The suspension of Chief Constable David Crompton of South Yorkshire Police came a day after an inquest jury concluded that the Liverpool fans who died in an overcrowded, fenced-in enclosure at the ground in Sheffield had been unlawfully killed, with police accepting catastrophic mistakes had been made.
“Those responsible must be held to account for 96 unlawful deaths and a 27-year cover-up,” Andy Burnham, the opposition Labour Party home affairs spokesman who has long campaigned for “Justice for the 96”, told parliament.
The Hillsborough tragedy changed the face of English soccer with banks of terracing and metal fences around pitches replaced by modern, all-seated venues.
However, families of the victims and survivors were forced to fight for decades to overturn original conclusions that the deaths were accidental and to combat initial police claims that drunken Liverpool fans without tickets had stormed into overcrowded pens.
The jury absolved supporters of any blame, and David Duckenfield, the police commander in charge at the match, admitted to the inquest he had lied about fans forcing a gate open, and acknowledged that his failure to close an access tunnel had directly caused the loss of lives.
Relatives along with Burnham and other lawmakers had said Crompton’s role as the local police chief was untenable as lawyers acting for the force had repeated the discredited claims about the fans and so perpetuated a cover-up during the two-year long inquest hearings.
Alan Billings, the elected Police and Crime Commissioner for South Yorkshire, said he had no choice but to immediately suspend Crompton, who was not involved in the events in 1989, because of the erosion of public trust and confidence in him.
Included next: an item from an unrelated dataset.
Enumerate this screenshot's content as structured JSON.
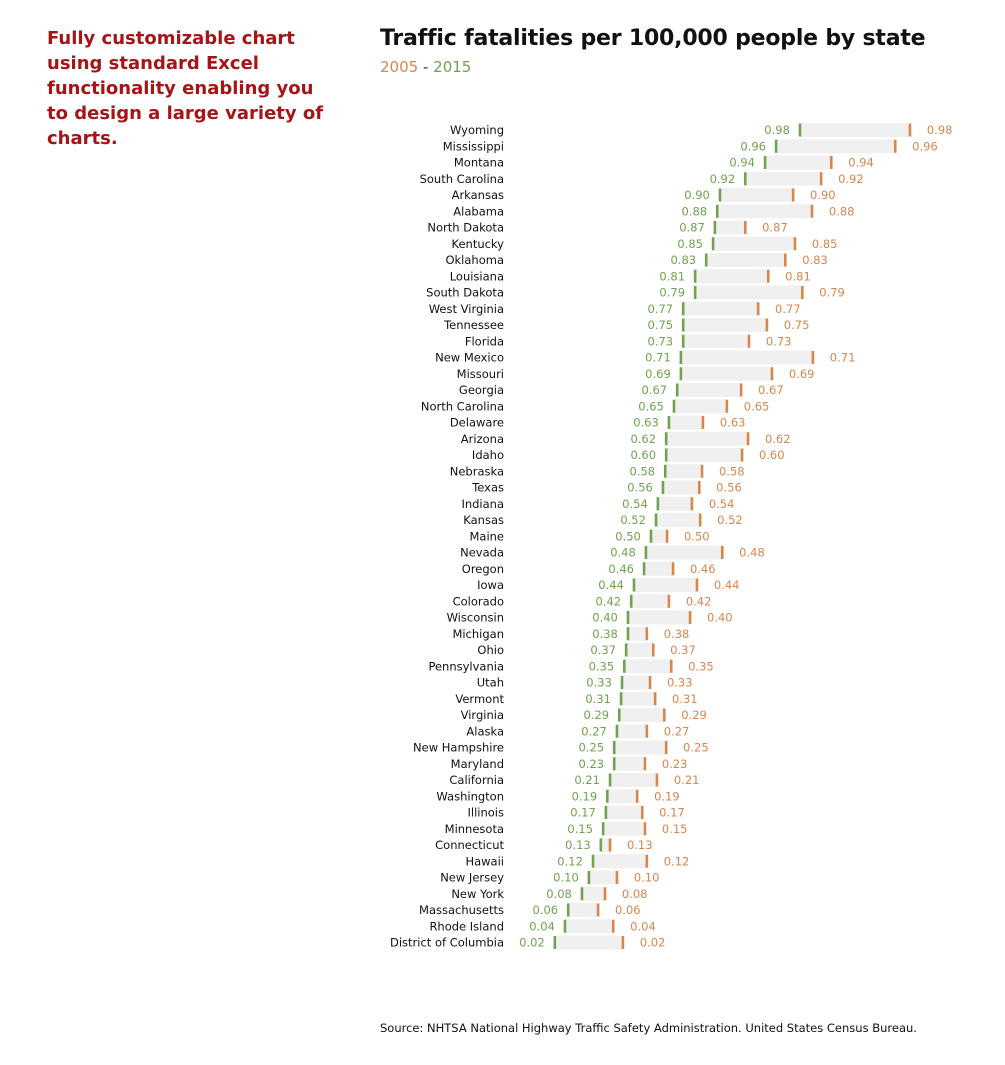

“No one should have to endure what the families and survivors have been through. No one should have to fight year after year, decade after decade in search of the truth,” Home Secretary Theresa May told parliament.
“They suffered the injustice of hearing the victims, their loved ones, and fellow supporters being blamed.”
She said prosecutors were weighing up whether to bring criminal charges against those involved, with offences ranging from gross negligence manslaughter and misconduct in public office to perjury and perverting the course of justice.
Prosecutors and the independent police watchdog will conclude their investigations by the end of the year, May said, but Burnham and other lawmakers urged charging decisions to be made sooner.
Burnham, whose speech was greeted with rare applause in the House of Commons, said the lies about Liverpool fans’ behavior had persisted because there had been complicity between police, politicians and newspapers, a cover-up that went “right to the top”.